Super-Bull – 2014 edition

I’m posting this year’s Super Bull post early because it seems that companies who are not official sponsors of “the Big Game”  (that’s the Super Bowl if you didn’t know) are getting an early start on publishing cute references to the Super Bowl.

I won’t re-hash the legal issues and ridiculousness of it all, you can find that on many other blogs, including this one:

Super Bull

So, I’ll just present this year’s example, brought to you by my Dad, who received this e-mail from PayPal:

You really could name it if you wanted to...
You really could name it if you wanted to…

Ok, ha-ha.  But I wonder if companies are just having fun with the absurdity of it at this point.  Does PayPal honestly believe that it cannot use the Super Bowl mark descriptively?  When people run contests to win an Apple iPad, they don’t feel compelled to advertise it with, “Win a device made by a company that’s named after a fruit and makes a rectangular thing with a screen and buttons.”

Just make a conspicuous disclaimer that the contest isn’t endorsed, sponsored, approved, blessed, baptized, or otherwise supported by the NFL.  Then, let the catharsis begin – just call it the damn Super Bowl.  [CONSPICUOUS DISCLAIMER – that’s not legal advice.  If you do that, the NFL may sue you.]

Even the fine-print rules of the contest don’t call the prize for what it is – a trip to the Super Bowl:

Pssssst....  you win a trip to the Super Bowl.  That's what is happening on that day, time, and location.
Pssssst…. you win a trip to the Super Bowl. That’s what is happening on that day, time, and location.

And don’t even get me started on the NFL’s attempt to register “THE BIG GAME” as a trademark a few years ago.  It later abandoned the application, but in doing so it admitted that it was trying to prevent “ambush marketing” of the Super Bowl by using “The Big Game” instead.  With that logic, expect a trademark application for “The game we cannot name” to be in the works…  Intellectual property attorneys are usually safe from lawyer jokes, but not in this case.

National FirstAmendment Losers.

2 thoughts on “Super-Bull – 2014 edition

  1. juniorg22 December 19, 2013 / 4:41 pm

    I agree about how ridiculous it is, but there’s more to it than strictly legal mumbo-jumbo. It’s marketing…obviously just about everyone knows what the superbowl is, but not everyone. Having a querky (ryhming at that) title for a contest put on by PayPal (Global company, not just US) will most likely draw more participants than if they mentioned Super Bowl, anywere. This is because they will get the participants that obviously know it’s the Super Bowl (like you or I), but for the minority of people in the United States (but majority in the rest of the world) not having the words Super Bowl anywhere in the contest official rules, and disclaimers will produce a greater chace of them entering the contest. This is because, quite frankly, the rest of the world for the most part does not like America very much for the exact reason that we obsess over things, like the Super Bowl.

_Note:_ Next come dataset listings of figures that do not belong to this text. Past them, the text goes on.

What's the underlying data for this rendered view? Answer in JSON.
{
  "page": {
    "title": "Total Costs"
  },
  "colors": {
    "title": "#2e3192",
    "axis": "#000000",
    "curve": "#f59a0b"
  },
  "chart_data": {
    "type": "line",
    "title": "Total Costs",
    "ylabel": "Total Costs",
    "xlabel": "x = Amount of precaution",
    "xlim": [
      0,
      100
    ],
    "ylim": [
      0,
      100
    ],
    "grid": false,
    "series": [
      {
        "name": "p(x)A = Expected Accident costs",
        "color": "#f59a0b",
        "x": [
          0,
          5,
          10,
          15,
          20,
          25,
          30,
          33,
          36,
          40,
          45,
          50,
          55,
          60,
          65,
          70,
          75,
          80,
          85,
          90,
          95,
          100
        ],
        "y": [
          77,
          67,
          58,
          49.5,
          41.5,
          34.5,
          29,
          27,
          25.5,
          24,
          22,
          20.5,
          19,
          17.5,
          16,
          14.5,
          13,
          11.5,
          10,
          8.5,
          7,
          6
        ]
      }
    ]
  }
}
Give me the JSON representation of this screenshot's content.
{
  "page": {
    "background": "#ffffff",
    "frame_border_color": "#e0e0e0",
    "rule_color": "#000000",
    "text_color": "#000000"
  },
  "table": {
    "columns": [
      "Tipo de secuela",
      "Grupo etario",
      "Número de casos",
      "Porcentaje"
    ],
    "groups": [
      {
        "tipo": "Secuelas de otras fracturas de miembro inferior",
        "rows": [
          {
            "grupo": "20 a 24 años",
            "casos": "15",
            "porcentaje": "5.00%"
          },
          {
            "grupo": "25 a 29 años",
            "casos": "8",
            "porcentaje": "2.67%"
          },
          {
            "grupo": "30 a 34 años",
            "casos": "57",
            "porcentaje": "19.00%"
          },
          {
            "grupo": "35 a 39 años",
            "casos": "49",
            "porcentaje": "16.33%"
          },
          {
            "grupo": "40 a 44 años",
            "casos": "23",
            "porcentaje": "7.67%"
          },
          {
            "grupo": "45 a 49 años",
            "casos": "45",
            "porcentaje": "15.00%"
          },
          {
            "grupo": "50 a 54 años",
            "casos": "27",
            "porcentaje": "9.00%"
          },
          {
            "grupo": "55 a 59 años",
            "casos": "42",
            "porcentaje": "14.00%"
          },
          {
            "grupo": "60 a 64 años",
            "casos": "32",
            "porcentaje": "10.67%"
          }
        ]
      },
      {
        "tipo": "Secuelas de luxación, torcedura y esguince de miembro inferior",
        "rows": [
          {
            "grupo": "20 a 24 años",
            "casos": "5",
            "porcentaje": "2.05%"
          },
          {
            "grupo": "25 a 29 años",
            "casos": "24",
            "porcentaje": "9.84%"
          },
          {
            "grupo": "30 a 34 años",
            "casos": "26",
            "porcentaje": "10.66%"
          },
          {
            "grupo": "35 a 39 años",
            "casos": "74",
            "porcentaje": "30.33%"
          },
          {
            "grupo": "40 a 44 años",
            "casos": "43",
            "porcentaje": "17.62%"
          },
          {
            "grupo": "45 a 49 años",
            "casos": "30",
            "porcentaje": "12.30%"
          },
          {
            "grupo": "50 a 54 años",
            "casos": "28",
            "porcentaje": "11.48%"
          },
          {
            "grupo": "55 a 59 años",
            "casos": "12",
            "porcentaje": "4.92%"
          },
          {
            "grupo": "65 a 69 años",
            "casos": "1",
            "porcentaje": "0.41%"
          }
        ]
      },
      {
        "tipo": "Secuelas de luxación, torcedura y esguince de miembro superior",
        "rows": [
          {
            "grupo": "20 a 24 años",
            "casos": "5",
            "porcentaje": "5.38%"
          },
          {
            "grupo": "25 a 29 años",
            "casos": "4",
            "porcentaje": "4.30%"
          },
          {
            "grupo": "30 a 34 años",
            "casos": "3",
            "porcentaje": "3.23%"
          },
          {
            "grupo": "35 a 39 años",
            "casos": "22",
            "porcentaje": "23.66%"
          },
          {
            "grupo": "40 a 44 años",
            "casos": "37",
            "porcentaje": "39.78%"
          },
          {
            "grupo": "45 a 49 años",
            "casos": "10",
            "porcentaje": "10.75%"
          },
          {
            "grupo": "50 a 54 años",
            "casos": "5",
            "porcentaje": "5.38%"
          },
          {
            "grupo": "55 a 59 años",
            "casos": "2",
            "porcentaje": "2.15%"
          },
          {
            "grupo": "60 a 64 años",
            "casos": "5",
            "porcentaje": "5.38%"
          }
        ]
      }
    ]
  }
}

  2. Kevin Wimberly December 19, 2013 / 5:00 pm

    Thanks for your comment. You hit on what I was trying to suggest when I wondered if companies are just having fun with it at this point. It’s less about avoiding the legal mumbo-jumbo; rather, maybe it has become its own meme, capable of increasing awareness and sales. (Note that the contest is only open to U.S. residents though.)